Anadri bede mocno trzymac za Ciebie kciuki. Zrób to juz nie ze wzgledu na rozmiar 38 , a wlasne zdrowie!!!:tak:
u mnie waga 10 dni juz stoi 70,8:tak: myslałam ze moze jeszcze ciut spadnie , ale to jest widac moja idealna waga.
 
Dzieli mama, faktycznie szybko poszlo jak na razie ale to też tak jest że jak ktoś ma więcej do zrzucenia to mu na poczatku szybciej leci. Dla mojego organizmu większy szok, bo do tej pory żarłam jak prosię. No i ponoć im więcej sie je bialka tym więcej się chudnie a ja jem duzo, bo mam rozepchany żoladek

A dziś 100g na + :( oj wstyd mi to przez wczorajszy wcale nie mały grzeszek, bo odgrzewając męzowi obiad zeżarłam żeberko :/ oj boskie było
 
Martolinka - to jeszcze ile masz przed sobą tej fazy 3?
Kikolek - a ja wczoraj wciągnęłam skórę z kurczaka i 3 kinder choco pingui ;-) a od suwaczkowej -300g miałam dziś
 
:(((((
znowu przytyłam.
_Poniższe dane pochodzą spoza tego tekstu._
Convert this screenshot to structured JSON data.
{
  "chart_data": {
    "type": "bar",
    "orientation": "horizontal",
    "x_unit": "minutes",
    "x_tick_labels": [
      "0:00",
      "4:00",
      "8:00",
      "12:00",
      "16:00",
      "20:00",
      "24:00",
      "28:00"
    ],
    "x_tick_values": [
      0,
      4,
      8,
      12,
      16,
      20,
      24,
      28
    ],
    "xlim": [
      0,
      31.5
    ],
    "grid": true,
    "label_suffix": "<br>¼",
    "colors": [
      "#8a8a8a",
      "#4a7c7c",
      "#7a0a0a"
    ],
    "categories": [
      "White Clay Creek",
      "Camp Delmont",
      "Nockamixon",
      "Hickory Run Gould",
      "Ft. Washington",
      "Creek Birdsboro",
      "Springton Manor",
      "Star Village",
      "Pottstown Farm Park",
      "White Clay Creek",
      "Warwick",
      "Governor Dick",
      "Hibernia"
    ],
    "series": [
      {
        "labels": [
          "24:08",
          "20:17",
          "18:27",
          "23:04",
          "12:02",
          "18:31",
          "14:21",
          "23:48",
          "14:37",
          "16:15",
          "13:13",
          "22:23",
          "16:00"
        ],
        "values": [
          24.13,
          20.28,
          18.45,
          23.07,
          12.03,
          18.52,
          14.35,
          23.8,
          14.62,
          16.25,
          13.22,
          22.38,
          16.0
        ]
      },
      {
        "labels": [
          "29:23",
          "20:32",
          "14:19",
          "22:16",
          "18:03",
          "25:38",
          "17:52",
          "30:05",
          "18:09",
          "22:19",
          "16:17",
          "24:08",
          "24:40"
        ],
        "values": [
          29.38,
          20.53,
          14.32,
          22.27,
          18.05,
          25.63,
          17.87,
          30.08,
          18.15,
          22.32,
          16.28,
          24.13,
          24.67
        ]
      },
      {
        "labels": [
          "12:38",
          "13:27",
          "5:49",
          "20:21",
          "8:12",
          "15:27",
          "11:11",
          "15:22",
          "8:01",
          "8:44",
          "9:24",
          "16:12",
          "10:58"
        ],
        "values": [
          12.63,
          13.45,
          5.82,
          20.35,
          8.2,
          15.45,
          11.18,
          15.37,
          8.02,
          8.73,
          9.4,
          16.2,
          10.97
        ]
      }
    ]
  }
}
Ja juz naprawdę nie wiem ocb.
Wczoraj kiepsko się czulam,mialam rozwolnienie więc nie za dużo jadłam. nie zdziwilabym się że nie schudłam ale jakim cudem znów przytyłam?
0 grzeszków, 0 produktów zatrzymujących wagę i uprzedzam pytania - ważylam się w tym samym miejscu
napiszę Wam co jadłam a wy mi powiedzcie co jest nie tak, bo kolejne 400g na +
I: 100g łososia, serek wiejski lekki, szczypior, jajko na twardo
II: tatar 250g (na 2 razy) sól, pieprz, żółtko
III: 2 malutkie bułeczki z otrab (bez skrobi) 2 plasterki wedliny drobiowej, nieco musztardy
+ antybiotyk, smecta
kawa, herbata, woda
 
Kikolek - z jedzenia nic mi nie wychodzi, jedynie z choroby.... może organizm musi mieć siłę do walki z infekcją?

U mnie +300 od suwaczkowej bo uczta była ... ależ się napchałam pizzą.
 
anadri - powodzonka:) trzymam kciuki za Ciebie;) waga zleci szybko:)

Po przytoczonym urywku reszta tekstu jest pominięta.